Search code examples
perlhttp-headerscgilwplwp-useragent

Better way to proxy an HTTP request using Perl HTTP::Response and LWP?


I need a Perl CGI script that fetches a URL and then returns the result of the fetch - the status, headers and content - unaltered to the CGI environment so that the "proxied" URL is returned by the web server to the user's browser as if they'd accessed the URL directly.

I'm running my script from cgi-bin in an Apache web server on an Ubuntu 14.04 host, but this question should be independent of server platform - anything that can run Perl CGI scripts should be able to do it.

I've tried using LWP::UserAgent::request() and I've got very close. It returns an HTTP::Response object that contains the status code, headers and content, and even has an "as_string" method that turns it into a human-readable form. The problem from a CGI perspective is that "as string" converts the status code to "HTTP/1.1 200 OK" rather than "Status: 200 OK", so the Apache server doesn't recognise the output as a valid CGI response.

I can fix this by using other methods in HTTP::Response to split out the various parts, but there seems to be no public way of getting at the encapsulated HTTP::Headers object in order to call its as_string method; instead I have to hack into the Perl blessed object hash and yank out the private "_headers" member directly. To me this seems slightly evil, so is there a better way?

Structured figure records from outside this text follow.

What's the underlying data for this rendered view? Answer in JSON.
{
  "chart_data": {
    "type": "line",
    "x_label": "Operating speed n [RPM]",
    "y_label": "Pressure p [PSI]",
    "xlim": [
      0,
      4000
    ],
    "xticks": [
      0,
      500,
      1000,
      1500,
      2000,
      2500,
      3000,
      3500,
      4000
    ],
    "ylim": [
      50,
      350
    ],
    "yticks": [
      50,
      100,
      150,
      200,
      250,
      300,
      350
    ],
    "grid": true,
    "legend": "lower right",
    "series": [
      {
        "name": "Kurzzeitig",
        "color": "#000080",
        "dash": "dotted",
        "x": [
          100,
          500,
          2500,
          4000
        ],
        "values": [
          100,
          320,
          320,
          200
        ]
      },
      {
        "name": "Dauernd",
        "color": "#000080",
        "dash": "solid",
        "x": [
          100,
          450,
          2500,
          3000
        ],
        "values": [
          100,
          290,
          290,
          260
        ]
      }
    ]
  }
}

Here's some code to illustrate the above. If you put it in your cgi-bin directory then you can call it as

http://localhost/cgi-bin/lwp-test?url=http://localhost/&http-response=1&show=1

You can use a different URL for testing if you want. If you set http-response=0 (or drop the param altogether) then you get the working piece-by-piece solution. If you set show=0 (or drop it) then the proxied request is returned by the script. Apache will return the proxied page if you have http-response=0 and will choke with a 500 Internal Server Error if it's 1.

#!/usr/bin/perl

use strict;
use warnings;

use CGI::Simple;
use HTTP::Request;
use HTTP::Response;
use LWP::UserAgent;

my $q = CGI::Simple->new();
my $ua = LWP::UserAgent->new();
my $req = HTTP::Request->new(GET => $q->param('url'));
my $res = $ua->request($req);

# print a text/plain header if called with "show=1" in the query string
# so proxied URL response is shown in browser, otherwise just output
# the proxied response as if it was ours.
if ($q->param('show')) {
    print $q->header("text/plain");
    print "\n";
}

if ($q->param('http-response')) {
    # This prints the status as "HTTP/1.1 200 OK", not "Status: 200 OK".
    print $res->as_string;
} else {
    # This works correctly as a proxy, but using {_headers} to get at
    # the private encapsulated HTTP:Response object seems a bit evil.
    # There must be a better way!
    print "Status: ", $res->status_line, "\n";
    print $res->{_headers}->as_string;
    print "\n";
    print $res->content;
}

Please bear in mind that this script was written purely to demonstrate how to forward an HTTP::Response object to the CGI environment and bears no resemblance to my actual application.


Solution

  • You can go around the internals of the response object at $res->{_headers} by using the $res->headers method, that returns the actual HTTP::Headers instance that is used. HTTP::Response inherits that from HTTP::Message.

    It would then look like this:

    print "Status: ", $res->status_line, "\n";
    print $res->headers->as_string;
    

    That looks less evil, though it's still not pretty.